Multiple diagnoses are the norm with mental illness; new genetic study explains why | CU Boulder today
More than half of people diagnosed with a psychiatric disorder will experience a second or third in their lifetime. About a third have four or more.
This can make treatment difficult and leave patients unlucky and discouraged.
But a sweeping new analysis of 11 major psychiatric disorders offers new insight into why comorbidities are the norm, rather than the exception, in mental illness. The study, published this week in the journal Natural genetics, found that while there is no underlying risk gene or set of genes for each, subsets of disorders including bipolar disorder and schizophrenia; anorexia nervosa and obsessive-compulsive disorder; and major depression and anxiety share a common genetic architecture.
“Our results confirm that high comorbidity in some disorders partly reflects overlapping genetic risk pathways,” said lead author Andrew Grotzinger, assistant professor in the Department of Psychology and Neuroscience.

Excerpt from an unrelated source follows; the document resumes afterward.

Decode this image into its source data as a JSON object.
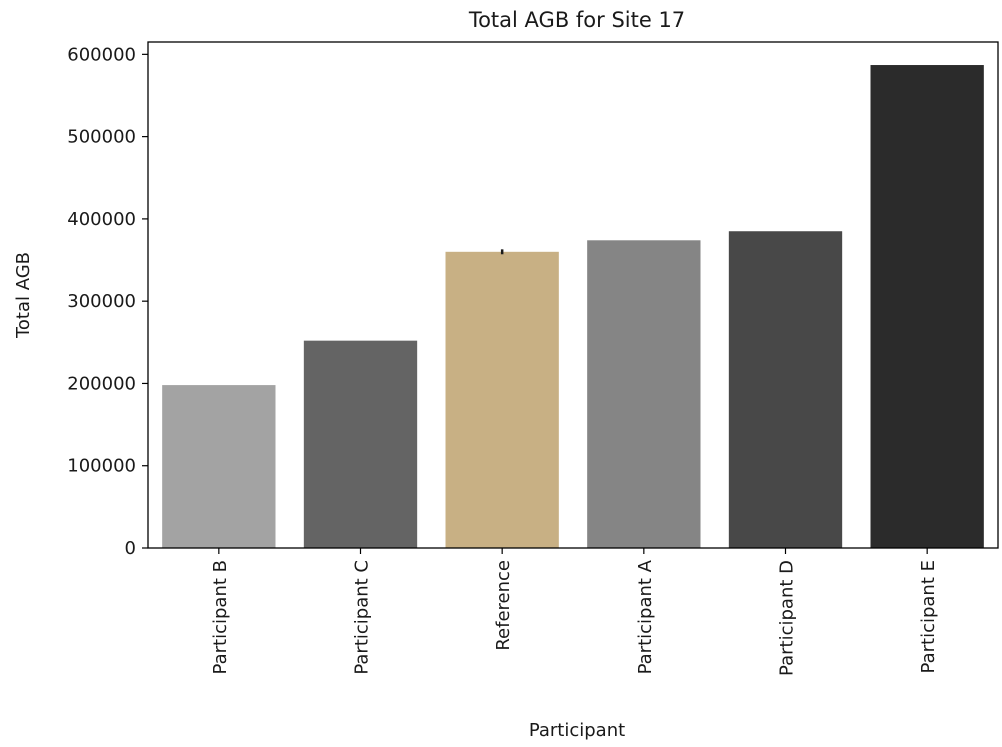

The discovery could ultimately open the door to treatments that address multiple psychiatric disorders at once and help reshape the way diagnoses are given, he said.
“If you had a cold, you wouldn’t want to be diagnosed with a cough disorder, a sneezing disorder, and a sore joint disorder,” Grotzinger said. “This study is a stepping stone towards creating a diagnostic manual that better maps what is really going on biologically.”
How the study worked
For the study, Grotzinger and colleagues from the University of Texas at Austin, Vrije Universiteit Amsterdam and other collaborating institutions analyzed publicly available genome-wide association data (GWAS) from hundreds of thousands of people who have submitted genetic material to large-scale datasets, such as the UK Biobank, 23 and Me, IPsych and the Psychiatric Genomics Consortium.
They looked at genes associated with 11 disorders, including: schizophrenia, bipolar disorder, major depressive disorder, anxiety disorder, anorexia nervosa, obsessive-compulsive disorder, Tourette’s syndrome, post- trauma, problematic alcohol use, ADHD and autism.
Additionally, they looked at data collected through wearable motion tracking devices and survey data documenting physical and behavioral traits.
Next, they applied new statistical genetic methods to identify common patterns across the disorders.
They found that 70% of the genetic signal associated with schizophrenia is also associated with bipolar disorder. This finding was surprising because, according to current diagnostic guidelines, clinicians generally do not diagnose an individual with both.
They also found that anorexia nervosa and obsessive-compulsive disorder have a strong and shared genetic architecture, and that people with a genetic predisposition to have a smaller body type or low BMI (body mass index) have also tend to have a genetic predisposition to these disorders. .
Not surprisingly, as the two diagnoses often go hand in hand, the study found significant genetic overlap between anxiety disorder and major depressive disorder.
When analyzing the accelerometer data, the researchers found that disorders that tend to cluster also tend to share genes that influence how and when we move during the day.
For example, people with internalizing disorders, such as anxiety and depression, tend to have a genetic architecture associated with low movement throughout the day. Compulsive disorders (OCD, anorexia) tend to be correlated with genes associated with greater movement throughout the day, and psychotic disorders (schizophrenia and bipolar disorder) tend to be genetically correlated with excessive movement during the day. early morning.
“When you think about it, it makes sense,” Grotzinger said, noting that people who are depressed often present as tired or low-energy, while those with compulsive disorders may have difficulty staying still.
In total, the study identifies 152 genetic variants shared by several disorders, including those already known to influence certain types of brain cells.
For example, genetic variants that influence brain excitatory and GABAergic neurons – which are involved in critical signaling pathways in the brain – appear to strongly underlie the genetic signal shared by schizophrenia and bipolar disorder.
Although much work remains to be done to determine exactly what the identified genes do, Grotzinger sees the research as a first step toward developing therapies that can treat multiple disorders with a single treatment.
“People are more likely today to be prescribed multiple medications to treat multiple diagnoses, and in some cases these medications can have side effects,” he said. “By identifying what these issues share, we can hopefully find ways to target them in a different way that doesn’t require four separate pills or four separate psychotherapy interventions.”
In the meantime, simply understanding the genetics underlying their disorders may reassure some.
“It’s important for people to know that they haven’t just had a terrible roll of the dice in life, that they’re not dealing with several different issues, but rather a set of risk factors that are overwhelming them. all.”